I try to encourage my own children to read for fifteen minutes
before going to sleep rather than remaining glued to laptops or mobile phones
right up until lights out. I have no idea what life has in store for them, of
course, and of course I know I cannot prevent the demons of mental illness from
sticking their claws into my kids simply by encouraging them to read. But I
hope that in learning to enjoy reading, my children will at least have found a
place in their lives which is calm, quiet and a place they can be mindfully
themselves. There are certainly times when it is all that will work for me.
www.annawilson.co.uk
@acwilsonwriter
5 comments:
Yes, the 8 week mindfulness course (and a continued practice of sitting mindfully for half an hour to 45 mins a day) has been the best thing I ever did. They are starting to teach it in schools now.

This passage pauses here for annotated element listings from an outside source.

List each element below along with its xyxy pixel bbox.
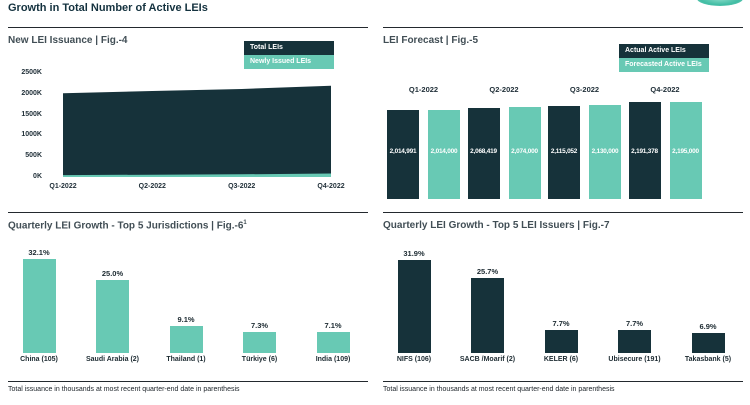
bar bbox=[691, 333, 725, 353]
legend-item-actual-active-leis: Actual Active LEIs bbox=[619, 44, 709, 58]
category-label: KELER (6) bbox=[543, 356, 579, 363]
x-axis-tick-label: Q2-2022 bbox=[138, 183, 166, 190]
bar-value-label: 2,195,000 bbox=[672, 148, 699, 155]
category-label: Thailand (1) bbox=[166, 356, 206, 363]
bar bbox=[96, 280, 129, 353]
legend-item-forecasted-active-leis: Forecasted Active LEIs bbox=[619, 58, 709, 72]
panel-top5-lei-issuers: Quarterly LEI Growth - Top 5 LEI Issuers… bbox=[383, 212, 743, 373]
chart-title-fig5: LEI Forecast | Fig.-5 bbox=[383, 35, 479, 46]
bar-forecast bbox=[589, 105, 621, 199]
x-axis-tick-label: Q3-2022 bbox=[228, 183, 256, 190]
area-series-1 bbox=[63, 173, 331, 177]
bar bbox=[471, 278, 504, 353]
chart-title-fig7: Quarterly LEI Growth - Top 5 LEI Issuers… bbox=[383, 220, 610, 231]
category-label: India (109) bbox=[315, 356, 351, 363]
category-label: Türkiye (6) bbox=[241, 356, 278, 363]
x-axis-tick-label: Q1-2022 bbox=[49, 183, 77, 190]
bar-value-label: 2,068,419 bbox=[470, 148, 497, 155]
area-chart-svg bbox=[63, 85, 331, 177]
quarter-label: Q4-2022 bbox=[650, 85, 680, 94]
y-axis-tick-label: 1500K bbox=[21, 110, 42, 118]
x-axis-tick-label: Q4-2022 bbox=[317, 183, 345, 190]
footnote-divider-left bbox=[8, 381, 368, 382]
chart-title-fig6-text: Quarterly LEI Growth - Top 5 Jurisdictio… bbox=[8, 220, 244, 232]
bar-forecast bbox=[669, 102, 702, 199]
category-label: SACB /Moarif (2) bbox=[459, 356, 516, 363]
bar-value-label: 2,074,000 bbox=[511, 148, 538, 155]
bar bbox=[618, 330, 651, 353]
panel-lei-forecast: LEI Forecast | Fig.-5 Actual Active LEIs… bbox=[383, 27, 743, 208]
bar bbox=[544, 330, 578, 353]
bar-actual bbox=[387, 110, 419, 199]
bar bbox=[243, 332, 276, 353]
brand-logo-icon bbox=[697, 0, 743, 6]
legend-fig5: Actual Active LEIs Forecasted Active LEI… bbox=[619, 44, 709, 72]
y-axis-tick-label: 2000K bbox=[21, 89, 42, 97]
footnote-divider-right bbox=[383, 381, 743, 382]
chart-title-fig6: Quarterly LEI Growth - Top 5 Jurisdictio… bbox=[8, 220, 247, 231]
bar-actual bbox=[628, 102, 661, 199]
bar-value-label: 2,115,052 bbox=[550, 148, 578, 155]
quarter-label: Q3-2022 bbox=[569, 85, 600, 94]
bar bbox=[22, 259, 56, 353]
category-label: Takasbank (5) bbox=[684, 356, 732, 363]
legend-fig4: Total LEIs Newly Issued LEIs bbox=[244, 41, 334, 69]
legend-item-total-leis: Total LEIs bbox=[244, 41, 334, 55]
bar-percentage-label: 25.7% bbox=[476, 267, 499, 276]
bar-percentage-label: 32.1% bbox=[28, 248, 50, 257]
area-series-0 bbox=[63, 85, 331, 177]
category-label: Saudi Arabia (2) bbox=[85, 356, 140, 363]
bar-percentage-label: 7.7% bbox=[552, 319, 570, 328]
bar-percentage-label: 9.1% bbox=[177, 315, 195, 324]
footnote-left: Total issuance in thousands at most rece… bbox=[8, 386, 240, 393]
y-axis-tick-label: 0K bbox=[33, 173, 42, 180]
category-label: Ubisecure (191) bbox=[608, 356, 661, 363]
page-title: Growth in Total Number of Active LEIs bbox=[8, 2, 208, 14]
panel-new-lei-issuance: New LEI Issuance | Fig.-4 Total LEIs New… bbox=[8, 27, 368, 208]
y-axis-tick-label: 2500K bbox=[21, 69, 42, 76]
bar-forecast bbox=[428, 110, 460, 199]
quarter-label: Q1-2022 bbox=[408, 85, 439, 94]
bar-value-label: 2,191,378 bbox=[631, 148, 658, 155]
chart-title-fig6-sup: 1 bbox=[243, 220, 247, 226]
chart-title-fig4: New LEI Issuance | Fig.-4 bbox=[8, 35, 128, 46]
y-axis-tick-label: 500K bbox=[25, 152, 42, 160]
quarter-label: Q2-2022 bbox=[489, 85, 519, 94]
y-axis-tick-label: 1000K bbox=[21, 131, 42, 139]
bar-actual bbox=[467, 108, 500, 199]
panel-top5-jurisdictions: Quarterly LEI Growth - Top 5 Jurisdictio… bbox=[8, 212, 368, 373]
bar-percentage-label: 7.1% bbox=[324, 321, 342, 330]
bar-forecast bbox=[508, 107, 541, 199]
category-label: China (105) bbox=[20, 356, 58, 363]
bar bbox=[169, 326, 203, 353]
bar-value-label: 2,014,000 bbox=[430, 148, 458, 155]
bar-actual bbox=[548, 106, 580, 199]
bar-value-label: 2,130,000 bbox=[591, 148, 619, 155]
legend-item-newly-issued-leis: Newly Issued LEIs bbox=[244, 55, 334, 69]
bar-percentage-label: 25.0% bbox=[101, 269, 124, 278]
bar-percentage-label: 6.9% bbox=[699, 322, 717, 331]
bar-percentage-label: 31.9% bbox=[403, 249, 425, 258]
category-label: NIFS (106) bbox=[396, 356, 432, 363]
bar bbox=[397, 260, 431, 353]
bar-value-label: 2,014,991 bbox=[389, 148, 417, 155]
bar bbox=[316, 332, 350, 353]
bar-percentage-label: 7.3% bbox=[250, 321, 269, 330]
bar-percentage-label: 7.7% bbox=[625, 319, 644, 328]
footnote-right: Total issuance in thousands at most rece… bbox=[383, 386, 615, 393]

"The home as a haven in a heartless world" - yes, that was certainly how it was for me as a child. And reading was my solace.
A thoughtful and moving post - thank you, Anna. I certainly think that both reading and writing have a powerful therapeutic value.
I agree about being mindful. I cannot give reading my full attention with any kind of background noise! Writing is the same - complete silence. It is Golden anyway...
It is true, what you say. Thanks for posting.